Shares in airline Virgin Australia Holdings Ltd (ASX: VAH) traded flat today at 49 cents after the company revealed some rocketing profit growth for the quarter ending 31 December 2015.
The group posted an underlying profit before tax of $73 million, which is up 32% on the prior corresponding period as the group's Tigerair Australia business in particular enjoyed improved performance and strong passenger growth.
Virgin did not reveal how much any reduction in its fuel bill due to the oil price falls may have helped operating margins, although given that total passenger revenue was marginally down on the prior corresponding period it appears cost savings played a significant part in the result.
Virgin shares are up 11% over the past year, while rival Qantas Airways Limited (ASX: QAN) has soared 51% over the same period as it also enjoys the benefits of huge operational cost savings.

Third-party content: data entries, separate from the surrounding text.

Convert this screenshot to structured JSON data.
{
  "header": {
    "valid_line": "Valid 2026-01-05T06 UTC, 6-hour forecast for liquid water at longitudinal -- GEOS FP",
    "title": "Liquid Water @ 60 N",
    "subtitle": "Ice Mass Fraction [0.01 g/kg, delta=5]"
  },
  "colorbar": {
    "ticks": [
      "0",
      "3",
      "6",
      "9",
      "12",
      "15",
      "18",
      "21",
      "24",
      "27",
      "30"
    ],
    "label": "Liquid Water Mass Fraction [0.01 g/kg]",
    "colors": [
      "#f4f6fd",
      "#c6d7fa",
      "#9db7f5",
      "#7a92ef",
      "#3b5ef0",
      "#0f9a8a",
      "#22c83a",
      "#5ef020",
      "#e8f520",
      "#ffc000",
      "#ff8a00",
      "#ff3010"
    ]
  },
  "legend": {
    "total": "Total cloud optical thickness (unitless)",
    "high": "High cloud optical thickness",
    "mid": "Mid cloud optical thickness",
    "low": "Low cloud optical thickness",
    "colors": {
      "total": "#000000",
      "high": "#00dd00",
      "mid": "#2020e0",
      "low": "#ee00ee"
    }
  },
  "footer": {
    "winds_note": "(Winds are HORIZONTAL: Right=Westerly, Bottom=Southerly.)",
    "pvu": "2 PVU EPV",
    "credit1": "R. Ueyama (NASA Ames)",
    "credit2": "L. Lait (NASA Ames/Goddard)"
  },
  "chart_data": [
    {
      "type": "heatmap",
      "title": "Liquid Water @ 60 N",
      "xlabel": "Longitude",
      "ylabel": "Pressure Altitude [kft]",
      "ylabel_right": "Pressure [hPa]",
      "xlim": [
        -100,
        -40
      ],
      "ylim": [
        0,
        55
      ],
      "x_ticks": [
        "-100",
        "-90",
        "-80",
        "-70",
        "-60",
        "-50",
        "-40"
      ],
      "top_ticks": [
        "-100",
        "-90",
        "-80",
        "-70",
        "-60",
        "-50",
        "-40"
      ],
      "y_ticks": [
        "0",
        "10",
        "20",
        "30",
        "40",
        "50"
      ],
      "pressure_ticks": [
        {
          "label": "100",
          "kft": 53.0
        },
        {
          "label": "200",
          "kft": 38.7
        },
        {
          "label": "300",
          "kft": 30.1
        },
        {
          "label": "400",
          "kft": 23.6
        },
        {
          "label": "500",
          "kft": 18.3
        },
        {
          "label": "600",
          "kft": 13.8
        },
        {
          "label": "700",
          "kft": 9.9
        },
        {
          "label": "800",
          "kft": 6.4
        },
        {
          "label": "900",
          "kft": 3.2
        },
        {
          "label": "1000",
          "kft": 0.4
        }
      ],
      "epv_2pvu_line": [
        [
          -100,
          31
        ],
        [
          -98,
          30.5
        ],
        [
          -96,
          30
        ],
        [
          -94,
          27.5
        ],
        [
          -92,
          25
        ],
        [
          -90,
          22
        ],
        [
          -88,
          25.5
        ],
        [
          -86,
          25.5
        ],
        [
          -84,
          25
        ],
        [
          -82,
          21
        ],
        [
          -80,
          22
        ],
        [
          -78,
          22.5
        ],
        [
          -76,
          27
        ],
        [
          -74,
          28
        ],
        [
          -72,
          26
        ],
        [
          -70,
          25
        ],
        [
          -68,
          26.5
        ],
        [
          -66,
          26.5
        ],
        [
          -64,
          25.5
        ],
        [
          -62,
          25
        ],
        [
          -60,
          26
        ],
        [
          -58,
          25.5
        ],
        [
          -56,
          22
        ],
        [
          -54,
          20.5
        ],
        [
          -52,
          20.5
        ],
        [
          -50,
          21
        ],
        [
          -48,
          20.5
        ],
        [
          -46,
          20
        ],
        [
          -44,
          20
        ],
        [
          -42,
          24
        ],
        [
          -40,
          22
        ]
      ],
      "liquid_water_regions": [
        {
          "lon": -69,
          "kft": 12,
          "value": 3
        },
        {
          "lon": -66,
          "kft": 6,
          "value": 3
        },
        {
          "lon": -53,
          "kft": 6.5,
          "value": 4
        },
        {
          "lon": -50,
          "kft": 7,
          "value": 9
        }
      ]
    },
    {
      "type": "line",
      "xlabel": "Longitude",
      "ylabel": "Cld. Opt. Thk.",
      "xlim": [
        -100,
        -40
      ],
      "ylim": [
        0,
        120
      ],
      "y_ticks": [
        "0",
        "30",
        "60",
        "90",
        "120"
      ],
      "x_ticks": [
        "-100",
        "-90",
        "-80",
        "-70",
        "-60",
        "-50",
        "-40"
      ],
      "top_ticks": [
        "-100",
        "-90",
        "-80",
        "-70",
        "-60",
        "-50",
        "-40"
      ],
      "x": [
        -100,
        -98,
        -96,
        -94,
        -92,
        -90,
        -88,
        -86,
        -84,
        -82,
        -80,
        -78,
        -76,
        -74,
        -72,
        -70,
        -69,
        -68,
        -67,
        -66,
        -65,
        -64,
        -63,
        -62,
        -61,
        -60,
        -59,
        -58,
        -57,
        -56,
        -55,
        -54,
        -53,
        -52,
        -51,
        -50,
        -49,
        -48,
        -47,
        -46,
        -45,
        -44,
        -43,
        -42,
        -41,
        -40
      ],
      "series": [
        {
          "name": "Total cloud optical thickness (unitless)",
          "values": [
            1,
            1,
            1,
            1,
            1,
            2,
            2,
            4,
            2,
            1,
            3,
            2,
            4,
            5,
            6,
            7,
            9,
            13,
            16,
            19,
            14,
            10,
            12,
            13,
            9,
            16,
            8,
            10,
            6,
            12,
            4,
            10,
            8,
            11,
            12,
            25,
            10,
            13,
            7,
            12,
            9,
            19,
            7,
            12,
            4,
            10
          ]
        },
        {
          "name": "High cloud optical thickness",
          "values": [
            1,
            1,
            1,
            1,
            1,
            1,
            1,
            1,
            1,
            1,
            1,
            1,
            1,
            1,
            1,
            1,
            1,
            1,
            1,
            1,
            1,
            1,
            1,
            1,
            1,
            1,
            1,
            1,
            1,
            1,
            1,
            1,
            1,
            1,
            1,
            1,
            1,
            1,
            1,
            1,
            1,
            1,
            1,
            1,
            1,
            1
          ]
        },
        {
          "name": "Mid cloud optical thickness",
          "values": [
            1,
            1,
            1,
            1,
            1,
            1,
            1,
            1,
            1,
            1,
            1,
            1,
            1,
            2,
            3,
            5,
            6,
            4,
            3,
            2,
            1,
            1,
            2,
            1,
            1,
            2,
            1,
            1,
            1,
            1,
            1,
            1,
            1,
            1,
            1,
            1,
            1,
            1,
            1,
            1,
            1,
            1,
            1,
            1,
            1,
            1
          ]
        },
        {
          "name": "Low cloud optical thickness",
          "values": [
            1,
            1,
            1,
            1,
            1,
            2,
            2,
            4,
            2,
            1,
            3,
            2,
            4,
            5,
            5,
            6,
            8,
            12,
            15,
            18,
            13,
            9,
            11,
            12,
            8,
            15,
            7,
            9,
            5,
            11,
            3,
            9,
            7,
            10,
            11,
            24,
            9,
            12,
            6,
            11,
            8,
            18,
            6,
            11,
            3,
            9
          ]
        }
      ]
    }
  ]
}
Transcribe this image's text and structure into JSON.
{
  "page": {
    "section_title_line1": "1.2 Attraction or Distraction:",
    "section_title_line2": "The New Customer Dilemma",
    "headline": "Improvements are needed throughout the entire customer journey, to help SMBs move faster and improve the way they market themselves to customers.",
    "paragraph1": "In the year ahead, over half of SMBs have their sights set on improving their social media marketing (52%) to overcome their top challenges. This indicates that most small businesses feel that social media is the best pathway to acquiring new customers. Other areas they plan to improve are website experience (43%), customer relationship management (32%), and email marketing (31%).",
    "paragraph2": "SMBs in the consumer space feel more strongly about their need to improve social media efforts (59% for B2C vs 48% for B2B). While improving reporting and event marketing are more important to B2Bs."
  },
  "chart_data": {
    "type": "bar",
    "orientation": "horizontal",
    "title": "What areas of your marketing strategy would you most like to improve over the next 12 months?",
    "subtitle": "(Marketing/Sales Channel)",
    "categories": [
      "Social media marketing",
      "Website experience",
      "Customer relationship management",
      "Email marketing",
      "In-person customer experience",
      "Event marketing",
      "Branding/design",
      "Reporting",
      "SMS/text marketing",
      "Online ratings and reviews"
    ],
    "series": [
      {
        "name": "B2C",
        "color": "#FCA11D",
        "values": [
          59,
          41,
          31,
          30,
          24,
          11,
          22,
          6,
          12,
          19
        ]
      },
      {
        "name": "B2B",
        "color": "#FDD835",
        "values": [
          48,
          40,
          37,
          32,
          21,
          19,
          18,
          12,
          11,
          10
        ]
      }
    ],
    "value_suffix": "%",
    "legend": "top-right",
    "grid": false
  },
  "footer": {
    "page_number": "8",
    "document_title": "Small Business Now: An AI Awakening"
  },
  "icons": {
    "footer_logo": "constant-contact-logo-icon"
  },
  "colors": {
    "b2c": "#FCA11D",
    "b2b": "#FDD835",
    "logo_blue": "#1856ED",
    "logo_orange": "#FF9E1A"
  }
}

Both airlines have previously been engaged in price wars in the competitive domestic market, while Virgin also has international alliances with Air New Zealand (AIR N.Z. FPO NZ (ASX: AIZ)) and Abu Dhabi-based Etihad Airways.
This as the airline industry continues to consolidate as a result of its fiercely competitive nature, which alongside the large fixed costs and leverage to the volatile oil price mean the sector does not generally offer good investing returns.
For example Virgin Australia shares are up just 18% over the past five years, despite the backing of several big-hitting investors including Air New Zealand and Singapore Airlines. Given that the oil price looks more likely to trend higher than lower over the medium term then Virgin shares may be best avoided for now alongside the other airlines listed on the ASX.